Thinking about hiring an escort?

MoonRock

Zooville Settler
Hello All,

I've been thinking about hiring an escort to get my families curiousty off my back. I wouldn't want to have sex with this woman by any means, im actually pretty small so its an anxiety trigger for me...but in order to get my extremely nosy family off my back of why I havent been with anyone for the past 5 years, it'll be helpful. I'm getting tired of the "it's been long enough" comments.

It's not a bash on anyone, I get human needs and preferences are a thing, and I'm just not it.

Question is, is it ok to resort to sex work for this? I'm confused and unsure, amd some guidance would be appreciated.

Sincerely,
Moon.
 
Yo!

Well, first off - sure, that's fine.
It's an acceptable way to get your family off your back, and an escort would probably appreciate an easy night like that. It's what they do, though you should fully explain the situation and context so they can comfortably try to meet your expectations.

But, some unsolicited advice: deceit won't fix the problem that exists here. If your family is placing stress on you to meet their standards, and you show them a lie that suggests that their strategy is working - then they'll just keep doing it.

Basically, it sounds like the impact of your scheme will be to reinforce their belief that they can bully you hard enough to get what they want. It'll just get worse from there.

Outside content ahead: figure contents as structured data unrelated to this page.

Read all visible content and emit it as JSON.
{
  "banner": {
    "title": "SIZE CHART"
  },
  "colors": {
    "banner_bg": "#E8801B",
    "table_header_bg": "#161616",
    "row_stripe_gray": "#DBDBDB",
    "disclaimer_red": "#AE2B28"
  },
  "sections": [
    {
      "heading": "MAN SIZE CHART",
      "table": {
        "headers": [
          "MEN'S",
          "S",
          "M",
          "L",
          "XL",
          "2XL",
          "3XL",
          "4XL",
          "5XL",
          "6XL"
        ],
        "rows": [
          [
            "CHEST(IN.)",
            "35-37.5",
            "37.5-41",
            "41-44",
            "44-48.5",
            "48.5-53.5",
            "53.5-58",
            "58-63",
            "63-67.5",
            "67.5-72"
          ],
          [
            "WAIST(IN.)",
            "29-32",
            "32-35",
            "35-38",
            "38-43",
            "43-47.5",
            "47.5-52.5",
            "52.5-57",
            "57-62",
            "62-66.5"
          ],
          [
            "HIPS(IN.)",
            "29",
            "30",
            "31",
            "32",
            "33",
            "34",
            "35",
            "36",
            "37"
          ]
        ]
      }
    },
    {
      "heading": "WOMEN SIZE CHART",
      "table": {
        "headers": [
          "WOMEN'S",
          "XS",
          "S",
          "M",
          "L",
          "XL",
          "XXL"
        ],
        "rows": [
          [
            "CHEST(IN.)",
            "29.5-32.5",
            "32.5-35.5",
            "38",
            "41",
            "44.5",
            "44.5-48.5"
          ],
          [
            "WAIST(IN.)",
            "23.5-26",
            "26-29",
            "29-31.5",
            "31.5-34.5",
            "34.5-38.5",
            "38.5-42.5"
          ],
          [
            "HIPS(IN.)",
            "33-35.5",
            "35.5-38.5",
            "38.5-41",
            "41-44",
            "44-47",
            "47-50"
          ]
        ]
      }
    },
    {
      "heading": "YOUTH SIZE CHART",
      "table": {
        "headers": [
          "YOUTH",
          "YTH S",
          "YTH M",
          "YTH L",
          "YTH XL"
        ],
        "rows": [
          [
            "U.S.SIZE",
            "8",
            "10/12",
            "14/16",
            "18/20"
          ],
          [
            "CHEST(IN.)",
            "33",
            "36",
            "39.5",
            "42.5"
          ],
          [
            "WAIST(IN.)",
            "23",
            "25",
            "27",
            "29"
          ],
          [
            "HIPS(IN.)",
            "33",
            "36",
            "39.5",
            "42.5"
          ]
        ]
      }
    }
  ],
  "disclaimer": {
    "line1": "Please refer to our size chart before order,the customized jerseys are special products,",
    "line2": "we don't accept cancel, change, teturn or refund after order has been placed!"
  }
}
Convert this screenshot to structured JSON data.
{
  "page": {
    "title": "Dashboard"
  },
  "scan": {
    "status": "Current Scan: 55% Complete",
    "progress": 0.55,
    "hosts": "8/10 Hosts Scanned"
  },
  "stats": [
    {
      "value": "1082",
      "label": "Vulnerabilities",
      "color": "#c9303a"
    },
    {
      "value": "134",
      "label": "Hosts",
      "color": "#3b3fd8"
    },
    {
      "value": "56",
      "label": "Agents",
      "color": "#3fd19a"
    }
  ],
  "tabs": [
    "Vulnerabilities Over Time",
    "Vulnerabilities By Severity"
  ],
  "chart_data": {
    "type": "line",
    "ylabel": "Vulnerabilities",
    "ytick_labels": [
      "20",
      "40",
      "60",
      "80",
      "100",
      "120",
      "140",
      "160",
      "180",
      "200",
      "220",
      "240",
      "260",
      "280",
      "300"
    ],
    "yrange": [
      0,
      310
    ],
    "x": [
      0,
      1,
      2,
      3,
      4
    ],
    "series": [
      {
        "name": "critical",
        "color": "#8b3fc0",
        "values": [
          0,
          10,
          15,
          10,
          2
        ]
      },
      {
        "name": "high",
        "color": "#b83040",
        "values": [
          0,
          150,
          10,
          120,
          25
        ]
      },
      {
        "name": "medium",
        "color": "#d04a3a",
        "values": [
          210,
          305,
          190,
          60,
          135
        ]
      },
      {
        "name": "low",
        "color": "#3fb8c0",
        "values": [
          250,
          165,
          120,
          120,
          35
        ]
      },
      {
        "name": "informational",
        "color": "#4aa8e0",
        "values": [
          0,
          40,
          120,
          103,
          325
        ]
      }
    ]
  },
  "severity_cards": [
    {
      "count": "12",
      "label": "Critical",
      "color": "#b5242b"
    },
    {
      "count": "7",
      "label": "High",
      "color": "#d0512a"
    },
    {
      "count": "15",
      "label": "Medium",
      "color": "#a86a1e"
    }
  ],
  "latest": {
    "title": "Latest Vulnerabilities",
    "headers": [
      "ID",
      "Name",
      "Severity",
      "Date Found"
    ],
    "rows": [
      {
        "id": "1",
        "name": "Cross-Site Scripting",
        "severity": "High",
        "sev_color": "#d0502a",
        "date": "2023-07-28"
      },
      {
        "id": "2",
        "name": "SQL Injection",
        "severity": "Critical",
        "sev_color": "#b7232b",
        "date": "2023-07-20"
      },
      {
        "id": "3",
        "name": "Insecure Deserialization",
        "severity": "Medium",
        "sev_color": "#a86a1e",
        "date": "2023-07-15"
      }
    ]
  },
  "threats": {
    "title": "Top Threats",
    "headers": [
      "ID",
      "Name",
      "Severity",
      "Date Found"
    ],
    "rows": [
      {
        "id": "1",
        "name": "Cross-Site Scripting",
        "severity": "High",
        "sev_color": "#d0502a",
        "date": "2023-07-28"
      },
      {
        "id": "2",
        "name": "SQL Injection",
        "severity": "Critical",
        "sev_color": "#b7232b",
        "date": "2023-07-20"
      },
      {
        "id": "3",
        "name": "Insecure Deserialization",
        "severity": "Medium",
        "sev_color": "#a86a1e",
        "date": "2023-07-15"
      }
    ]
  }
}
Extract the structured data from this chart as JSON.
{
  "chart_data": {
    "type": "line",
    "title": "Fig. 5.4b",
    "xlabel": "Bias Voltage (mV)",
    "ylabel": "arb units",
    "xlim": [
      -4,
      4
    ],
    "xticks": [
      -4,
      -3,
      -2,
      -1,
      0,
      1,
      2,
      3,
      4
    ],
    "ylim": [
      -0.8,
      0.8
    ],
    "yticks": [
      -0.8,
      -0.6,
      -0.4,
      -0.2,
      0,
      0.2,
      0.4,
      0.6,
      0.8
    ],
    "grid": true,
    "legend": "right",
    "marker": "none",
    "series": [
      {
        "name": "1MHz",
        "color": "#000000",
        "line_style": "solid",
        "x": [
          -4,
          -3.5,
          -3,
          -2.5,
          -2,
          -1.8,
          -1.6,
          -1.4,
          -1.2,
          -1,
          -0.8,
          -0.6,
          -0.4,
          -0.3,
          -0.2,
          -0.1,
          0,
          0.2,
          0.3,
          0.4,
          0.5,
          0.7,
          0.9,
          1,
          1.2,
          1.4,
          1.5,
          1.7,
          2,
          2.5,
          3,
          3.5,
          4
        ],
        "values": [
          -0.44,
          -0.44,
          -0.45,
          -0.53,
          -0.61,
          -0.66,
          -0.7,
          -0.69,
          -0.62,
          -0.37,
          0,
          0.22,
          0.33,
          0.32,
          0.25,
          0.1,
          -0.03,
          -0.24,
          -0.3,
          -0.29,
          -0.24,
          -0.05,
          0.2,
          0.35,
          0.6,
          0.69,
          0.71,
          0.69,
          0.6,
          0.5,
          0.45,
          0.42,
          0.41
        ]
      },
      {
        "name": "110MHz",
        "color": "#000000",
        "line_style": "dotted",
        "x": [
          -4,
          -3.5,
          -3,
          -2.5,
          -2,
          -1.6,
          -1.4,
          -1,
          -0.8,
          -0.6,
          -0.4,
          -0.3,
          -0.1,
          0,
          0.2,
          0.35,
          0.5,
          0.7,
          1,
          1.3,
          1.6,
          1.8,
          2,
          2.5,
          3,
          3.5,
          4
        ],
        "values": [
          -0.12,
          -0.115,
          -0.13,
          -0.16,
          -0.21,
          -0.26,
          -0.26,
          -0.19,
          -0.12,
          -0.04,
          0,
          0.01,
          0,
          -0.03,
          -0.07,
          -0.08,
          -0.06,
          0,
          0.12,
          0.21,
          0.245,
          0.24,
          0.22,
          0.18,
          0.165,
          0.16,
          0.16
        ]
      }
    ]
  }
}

I'm just a lizard on the internet, so feel free to do what you want, but the truly correct response to their pressure would be to reject their pressure and do what you want to do. Compromising your lifestyle for your family is falling for their trap, and it might be best to seek a way free from their influence.
 
Not sure if I'm qualified to give out advice like this, but, While hiring an escort might temporarily alleviate the pressure from your family, you gotta consider the long term affects of that and whether that aligns with your values and/or comfort. If hiring an escort feels uncomfortable or goes against your values, it's okay to explore other options. Consider addressing the issue with your family directly. You can explain your boundaries and reasons for not pursuing relationships without resorting to hiring an escort. Open communication might help them understand and respect your choices better. Explore options that benefit your mental health and well-being.
 
I think the previous two summed it up quite well and I agree with them completely.
My mother has an occasional habit of asking me to change certain things and I have found it helpful to determine why she is asking me to change something so that I can better assure her that it is not a problem.
For example, one of her particular concerns that I have noticed is how others will react to certain appearance-related decisions that I make. I always assure her that I have no trouble making friends and that people in the city care far less about my appearance, and sometimes actually like the way that I look.

Some of the typical worries from parents regarding whether or not you’re in a relationship is either the state of your happiness OR whether or not they’re going to get grandchildren. It usually depends on whether they’re the caring type or the selfish type. If you assure them that you are happier without a relationship at this time in your life it may help. If they’re concerned about grandchildren I would probably tell them that it’s pretty selfish to be more concerned about your ability to provide an heir than it is to care if you’re happy.
 
Yes you can go that way, but really what has it got to with them, you are you, do what makes you, happy. I have lost people l thought we're friends due to family busy bodies.